Suspect Zero: the ultimate serial killer. If such a being exists, can he be stopped, can he be controlled or will every effort lead only to more death?
FBI agent Tom Mackelway (Aaron Eckhardt) has been recently transferred (read: demoted) a backwater field office in the desert of New Mexico. The local sheriff has called in a corpse and Mackelway is careful to tie together every clue he can. The dead man was left with lidless eyes and drawings of murder scenes.
Just hours later, Mackelway is hit with two surprises; another corpse and the appearance of his former flame. Agent Fran Kulok (Carrie-Anne Moss) is just as unhappy to see Tom as he is to see her. The pair soon tracks the bodies to a former special agent, trained by the government to get into the thoughts of killers. This special agent, Ben O’Ryan (Ben Kingsley), seems to have quite an interest in Mackelway and the murder victims he failed to bring to justice.
Mackelway is soon educated on O’Ryan’s theory – Suspect Zero; a serial killer without repetition or routine. With no pattern, the killer could go on forever without capture or defeat. Could O’Ryan have become so obsessed with this theory that he is Suspect Zero?

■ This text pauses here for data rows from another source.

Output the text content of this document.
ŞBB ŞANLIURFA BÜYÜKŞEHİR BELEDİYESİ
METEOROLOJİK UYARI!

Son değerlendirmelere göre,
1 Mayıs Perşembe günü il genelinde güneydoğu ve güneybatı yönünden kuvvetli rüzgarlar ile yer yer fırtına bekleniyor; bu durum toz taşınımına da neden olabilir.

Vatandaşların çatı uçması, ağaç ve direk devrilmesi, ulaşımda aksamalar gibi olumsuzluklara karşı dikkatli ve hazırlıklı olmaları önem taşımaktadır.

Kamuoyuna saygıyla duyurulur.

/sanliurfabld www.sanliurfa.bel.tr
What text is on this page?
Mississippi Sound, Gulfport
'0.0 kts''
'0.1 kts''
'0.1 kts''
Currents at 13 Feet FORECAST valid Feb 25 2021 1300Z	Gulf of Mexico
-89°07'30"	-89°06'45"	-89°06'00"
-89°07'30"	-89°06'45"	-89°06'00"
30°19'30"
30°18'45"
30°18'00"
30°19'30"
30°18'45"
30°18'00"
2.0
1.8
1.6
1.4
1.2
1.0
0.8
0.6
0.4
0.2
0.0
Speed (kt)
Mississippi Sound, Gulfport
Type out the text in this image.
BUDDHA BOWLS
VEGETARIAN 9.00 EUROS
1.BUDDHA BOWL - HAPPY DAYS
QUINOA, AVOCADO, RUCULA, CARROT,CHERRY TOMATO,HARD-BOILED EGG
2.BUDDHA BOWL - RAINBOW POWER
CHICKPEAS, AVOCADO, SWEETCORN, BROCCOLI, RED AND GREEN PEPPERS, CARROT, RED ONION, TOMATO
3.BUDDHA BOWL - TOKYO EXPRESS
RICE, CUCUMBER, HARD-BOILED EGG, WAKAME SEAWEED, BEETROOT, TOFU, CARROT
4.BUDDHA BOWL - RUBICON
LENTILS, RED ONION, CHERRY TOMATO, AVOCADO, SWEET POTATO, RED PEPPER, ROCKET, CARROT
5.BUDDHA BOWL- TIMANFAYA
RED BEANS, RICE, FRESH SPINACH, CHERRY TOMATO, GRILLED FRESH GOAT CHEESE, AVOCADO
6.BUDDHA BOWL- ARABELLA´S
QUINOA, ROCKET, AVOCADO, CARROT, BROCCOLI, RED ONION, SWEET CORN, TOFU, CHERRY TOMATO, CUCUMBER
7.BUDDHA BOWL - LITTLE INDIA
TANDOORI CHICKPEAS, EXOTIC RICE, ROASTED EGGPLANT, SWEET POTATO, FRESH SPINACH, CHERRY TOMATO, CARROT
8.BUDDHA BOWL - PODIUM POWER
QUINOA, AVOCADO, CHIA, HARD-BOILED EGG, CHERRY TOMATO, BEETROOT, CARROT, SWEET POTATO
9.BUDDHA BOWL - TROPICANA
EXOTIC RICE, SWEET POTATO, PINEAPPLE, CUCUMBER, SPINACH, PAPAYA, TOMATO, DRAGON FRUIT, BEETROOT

As advertised, Academy Award winner Kingsley is masterful. Eckhardt is an exceptional protagonist, even when he’s forced to shelve the charm he flashed in The Dark Knight and Thank You for Smoking. Moss provides the steady supporting character she’s become known for in action-horror-suspense films. Director E. Elias Merhige (Shadow of the Vampire) has all the talent he could ever want on the screen. His mix of shifting the world between what is seen by the characters and what they experience makes the story flow well. The parting shot is as memorable a fadeout as the original Black Christmas.
Special features include a commentary track by Merhige, including an alternate ending. Merhige rightfully decides that the other ending was just too easy and represented the Hollywood, clean and accountable, finishing touch. The mystery with which Mackelway is left in the theatrical cut stands alone far better than this addition. Also included are a remote viewing demonstration (the methodology used by O’Ryan to track Suspect Zero), and a four-part featurette on What We See When We Close Our Eyes.
The Region Zero DVD is presented in English or French with Dolby 5.1 surround sound. Subtitles are available in English and Spanish. The film runs 99 minutes.